Karim El-Melhaoui

Securing the cloud: Policy as Code and post-exploitation techniques

Karim El-Melhaoui is a Security Architect at Norges Bank Investment Management, currently a part of its Cloud Centre of Excellence team where he is helping ensure a secure journey to the cloud. In addition to the ongoing Cloud journey he is a member of the organizations “Blue team”, responsible for increasing the security posture and implementing an architecture capable of defending against sophisticated attackers.

His stories are based on actual implementations and challenges faced by many organizations today.

He has spent the past years working mostly on Cloud security and has experience training IT professional in both Cloud and security through public classrooms and private engagements for corporations.


How can you ensure protection while still benefiting from the availability Cloud provides? The cloud introduces new attack vectors. Are you still aware of how to identify, protect and respond? This will demonstrate crucial security monitoring for your Azure subscription and post-exploitation techniques. 

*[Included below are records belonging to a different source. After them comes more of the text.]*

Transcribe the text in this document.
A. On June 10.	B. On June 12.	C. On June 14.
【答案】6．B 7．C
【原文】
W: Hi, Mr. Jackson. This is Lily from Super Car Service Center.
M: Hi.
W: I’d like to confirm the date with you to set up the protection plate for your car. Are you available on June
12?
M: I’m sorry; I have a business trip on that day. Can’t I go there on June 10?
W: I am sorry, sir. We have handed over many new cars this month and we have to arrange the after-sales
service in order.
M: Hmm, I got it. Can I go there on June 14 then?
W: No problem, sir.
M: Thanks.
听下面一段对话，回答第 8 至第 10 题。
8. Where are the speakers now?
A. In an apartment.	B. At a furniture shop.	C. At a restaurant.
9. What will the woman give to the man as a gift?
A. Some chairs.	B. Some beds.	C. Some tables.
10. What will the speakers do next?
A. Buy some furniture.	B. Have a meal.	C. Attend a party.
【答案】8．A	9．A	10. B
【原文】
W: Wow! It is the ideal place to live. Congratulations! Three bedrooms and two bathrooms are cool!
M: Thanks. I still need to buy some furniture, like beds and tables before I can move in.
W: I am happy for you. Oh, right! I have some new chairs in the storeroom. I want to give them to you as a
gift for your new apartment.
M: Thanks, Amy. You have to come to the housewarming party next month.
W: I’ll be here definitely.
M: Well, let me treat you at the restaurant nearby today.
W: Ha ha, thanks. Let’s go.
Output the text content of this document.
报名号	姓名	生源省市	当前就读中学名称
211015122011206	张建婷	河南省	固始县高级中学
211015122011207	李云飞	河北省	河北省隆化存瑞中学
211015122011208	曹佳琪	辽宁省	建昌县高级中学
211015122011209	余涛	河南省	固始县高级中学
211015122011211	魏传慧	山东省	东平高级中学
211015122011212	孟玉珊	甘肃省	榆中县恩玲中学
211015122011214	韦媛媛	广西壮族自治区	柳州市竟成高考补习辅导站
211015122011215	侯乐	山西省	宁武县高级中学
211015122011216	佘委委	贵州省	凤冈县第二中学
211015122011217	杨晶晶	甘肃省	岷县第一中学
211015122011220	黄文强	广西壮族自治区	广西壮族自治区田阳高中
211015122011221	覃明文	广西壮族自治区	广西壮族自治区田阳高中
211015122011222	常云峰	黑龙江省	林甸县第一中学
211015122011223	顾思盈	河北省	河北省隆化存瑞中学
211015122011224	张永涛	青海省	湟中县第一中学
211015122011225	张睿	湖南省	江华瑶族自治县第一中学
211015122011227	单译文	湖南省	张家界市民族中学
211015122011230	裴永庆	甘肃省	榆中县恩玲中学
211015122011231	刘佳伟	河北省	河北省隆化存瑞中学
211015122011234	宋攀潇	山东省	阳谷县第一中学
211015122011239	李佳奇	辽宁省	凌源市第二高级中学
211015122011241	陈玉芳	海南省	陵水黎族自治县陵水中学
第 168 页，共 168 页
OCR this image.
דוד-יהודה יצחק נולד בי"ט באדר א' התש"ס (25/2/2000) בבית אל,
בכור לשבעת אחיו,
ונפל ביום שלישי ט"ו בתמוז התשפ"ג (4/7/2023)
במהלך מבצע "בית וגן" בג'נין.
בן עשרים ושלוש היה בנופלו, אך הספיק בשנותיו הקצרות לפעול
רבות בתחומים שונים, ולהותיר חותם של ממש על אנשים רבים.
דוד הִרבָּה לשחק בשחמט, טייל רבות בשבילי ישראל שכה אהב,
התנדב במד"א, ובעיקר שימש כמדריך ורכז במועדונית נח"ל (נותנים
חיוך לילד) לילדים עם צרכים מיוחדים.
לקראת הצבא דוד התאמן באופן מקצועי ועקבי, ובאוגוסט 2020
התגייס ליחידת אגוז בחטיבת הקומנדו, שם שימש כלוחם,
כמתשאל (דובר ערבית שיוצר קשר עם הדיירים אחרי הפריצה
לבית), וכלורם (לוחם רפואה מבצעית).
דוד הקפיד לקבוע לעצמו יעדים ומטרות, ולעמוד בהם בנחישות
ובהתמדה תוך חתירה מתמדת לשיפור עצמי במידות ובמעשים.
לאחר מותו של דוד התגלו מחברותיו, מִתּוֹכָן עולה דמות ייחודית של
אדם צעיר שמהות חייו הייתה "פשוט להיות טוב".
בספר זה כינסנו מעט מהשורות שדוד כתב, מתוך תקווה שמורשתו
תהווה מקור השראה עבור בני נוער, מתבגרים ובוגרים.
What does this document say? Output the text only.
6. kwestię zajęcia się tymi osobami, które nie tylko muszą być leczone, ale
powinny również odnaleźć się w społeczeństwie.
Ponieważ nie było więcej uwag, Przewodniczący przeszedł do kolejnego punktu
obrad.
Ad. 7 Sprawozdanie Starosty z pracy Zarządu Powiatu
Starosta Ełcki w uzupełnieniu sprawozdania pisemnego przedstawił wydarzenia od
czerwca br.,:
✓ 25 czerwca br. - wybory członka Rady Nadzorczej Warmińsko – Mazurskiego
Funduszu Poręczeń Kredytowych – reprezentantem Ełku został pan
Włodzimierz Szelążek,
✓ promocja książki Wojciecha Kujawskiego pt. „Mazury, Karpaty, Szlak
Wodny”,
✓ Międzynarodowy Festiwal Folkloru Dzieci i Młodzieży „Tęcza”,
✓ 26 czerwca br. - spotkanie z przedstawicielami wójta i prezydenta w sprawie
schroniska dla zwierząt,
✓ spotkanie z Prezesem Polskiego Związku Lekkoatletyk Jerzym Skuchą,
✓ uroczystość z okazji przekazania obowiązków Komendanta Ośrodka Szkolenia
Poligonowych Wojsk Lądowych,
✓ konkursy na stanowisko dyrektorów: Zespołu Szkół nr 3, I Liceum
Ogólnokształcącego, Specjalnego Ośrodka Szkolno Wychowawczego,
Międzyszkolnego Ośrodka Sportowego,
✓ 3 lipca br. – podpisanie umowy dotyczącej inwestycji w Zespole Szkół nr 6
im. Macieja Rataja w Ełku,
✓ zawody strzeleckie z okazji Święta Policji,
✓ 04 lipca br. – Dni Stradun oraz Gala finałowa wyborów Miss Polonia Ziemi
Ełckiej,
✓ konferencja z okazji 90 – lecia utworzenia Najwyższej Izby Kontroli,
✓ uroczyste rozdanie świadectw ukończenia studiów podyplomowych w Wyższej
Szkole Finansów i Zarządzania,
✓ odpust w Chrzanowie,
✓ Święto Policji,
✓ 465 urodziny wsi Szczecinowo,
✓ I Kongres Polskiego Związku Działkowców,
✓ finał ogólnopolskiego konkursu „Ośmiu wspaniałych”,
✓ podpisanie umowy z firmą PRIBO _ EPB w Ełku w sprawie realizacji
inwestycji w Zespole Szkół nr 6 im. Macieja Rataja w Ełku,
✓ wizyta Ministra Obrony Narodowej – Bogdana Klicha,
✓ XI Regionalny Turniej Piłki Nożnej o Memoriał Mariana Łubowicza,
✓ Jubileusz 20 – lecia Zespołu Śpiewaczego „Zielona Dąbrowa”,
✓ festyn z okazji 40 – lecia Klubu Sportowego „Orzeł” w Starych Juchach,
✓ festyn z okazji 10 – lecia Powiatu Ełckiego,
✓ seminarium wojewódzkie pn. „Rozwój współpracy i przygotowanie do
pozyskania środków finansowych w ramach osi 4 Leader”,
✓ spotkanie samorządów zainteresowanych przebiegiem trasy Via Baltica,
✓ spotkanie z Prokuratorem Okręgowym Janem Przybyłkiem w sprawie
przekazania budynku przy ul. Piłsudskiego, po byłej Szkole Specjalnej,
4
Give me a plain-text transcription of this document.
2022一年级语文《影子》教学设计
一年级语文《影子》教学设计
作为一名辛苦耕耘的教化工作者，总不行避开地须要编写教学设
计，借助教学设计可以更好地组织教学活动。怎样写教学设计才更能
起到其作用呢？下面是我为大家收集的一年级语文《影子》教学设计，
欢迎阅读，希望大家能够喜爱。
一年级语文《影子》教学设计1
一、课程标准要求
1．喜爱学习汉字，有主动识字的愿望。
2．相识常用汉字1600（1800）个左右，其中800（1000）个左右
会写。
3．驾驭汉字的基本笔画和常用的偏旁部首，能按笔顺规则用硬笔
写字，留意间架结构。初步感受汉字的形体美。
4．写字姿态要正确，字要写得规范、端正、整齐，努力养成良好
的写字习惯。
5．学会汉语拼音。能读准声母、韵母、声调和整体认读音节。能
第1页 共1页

Most organizations already started moving or are planning to move to the cloud the next year. Are your organization ready to tackle the security challenges faced in the cloud? Going from a private datacentre to a public cloud for your internal systems means you’re just a click away from publicly exposing sensitive information. This session will demonstrate how to secure your cloud environment by implementing effective mitigations/detections in addition to covering demonstrations of different attack vectors that allows for reconnaissance, privilege escalation and gaining foothold in your Azure environment using open-source and self-developed functions.

Disclaimer: Speaker is serving in his personal capacity and not on behalf of employer. Views and opinions expressed are solely those of the speaker.